The GW interferometer ($I$) and the spin oscillator ($S$) are probed and detected in parallel by laser beams (solid arrows) with different wavelengths but entangled fluctuations (dashed arrows). These two-mode-squeezing correlations are achieved by means of a sum frequency generator in combination with an optical parametric oscillator. The collective spin of the atomic ensemble precesses around the magnetic field $\overrightarrow{B}$, forming a spin oscillator. With respect to the squeeze angle of this process, we reference the probe ${\varphi }_{I,S}$ and detection ${\zeta }_{I,S}$ phases of the respective systems. The output fields impinge on detectors $D_{I,S}$, and the resulting measurements are suitably combined to cancel the joint meter noise.
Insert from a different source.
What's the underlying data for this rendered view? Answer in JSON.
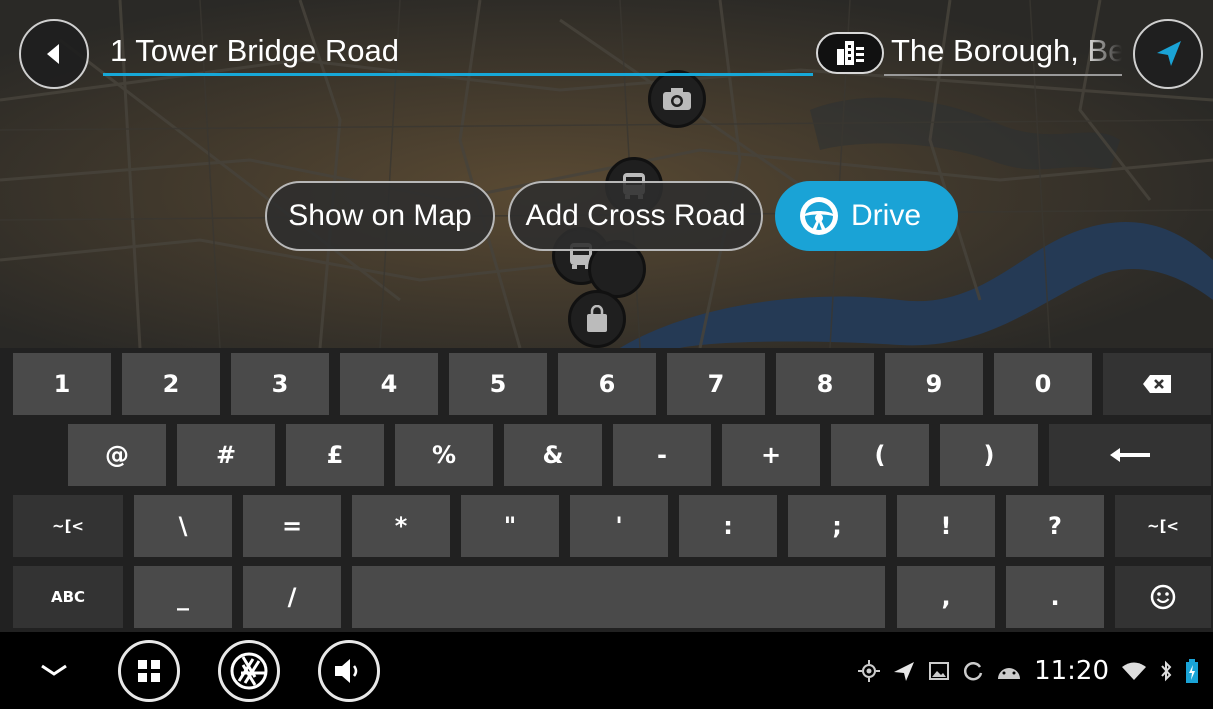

A possible practical implementation of the present conceptual schematic is presented in Ref. [23].

Figure 2

Geometrical representation of the virtual rigidity effect. The backaction and imprecision noise quadratures for $I$ and $S$ are depicted with respect to the quadrature bases $({\widehat{a}}_{I,S}^c,{\widehat{a}}_{I,S}^s)$, respectively. Homodyne measurement quadratures are chosen to be ${\widehat{b}}_I^s$ and ${\widehat{b}}_S^s$ (i.e., ${\zeta }_I={\zeta }_S=\pi /2$) so that the corresponding imprecision noise quadratures (vertical bold arrow) coincide with the vertical axes, ${\widehat{a}}_I^s$ and ${\widehat{a}}_S^s$. For $I$, we make the “standard” choice of probe phase ${\varphi }_I=0$ such that the orthogonal quadrature ${\widehat{a}}_I^c$ acts as backaction. However, for $S$, a probe phase $\varphi ={\varphi }_S$ relative to ${\widehat{a}}_S^c$ is introduced.

Figure 3

Optimal squeezing as a function of the Fourier frequency for different values of the spin cooperativity ${\mathcal{C}}_S$. The bare spin resonance ${\mathrm{\Omega }}_S/(2\pi )$ is indicated by the vertical line and coincides to a good approximation with the minimum of $r_{\mathrm{opt}}(\mathrm{\Omega })$.

Figure 4

Normalized position sensitivity $\sqrt{|{\chi }_I(\mathrm{\Omega }){|}^{2}S}$ for the spin-GWD scheme benchmarked against a standard interferometer. Also shown is the SQL.

Figure 5

Sensitivity gain relative to standard interferometer $\sqrt{G}\equiv \sqrt{S_{\mathrm{std}}/S}$. The vertical line indicates ${\mathrm{\Omega }}_S/(2\pi )$. Gain values predicted by simplified expressions for low (61) and high (62) frequencies are indicated by horizontal line segments. We also indicate the gain at $\mathrm{\Omega }={\mathrm{\Omega }}_S$, near the minimum, according to the approximate formula Eq. (57).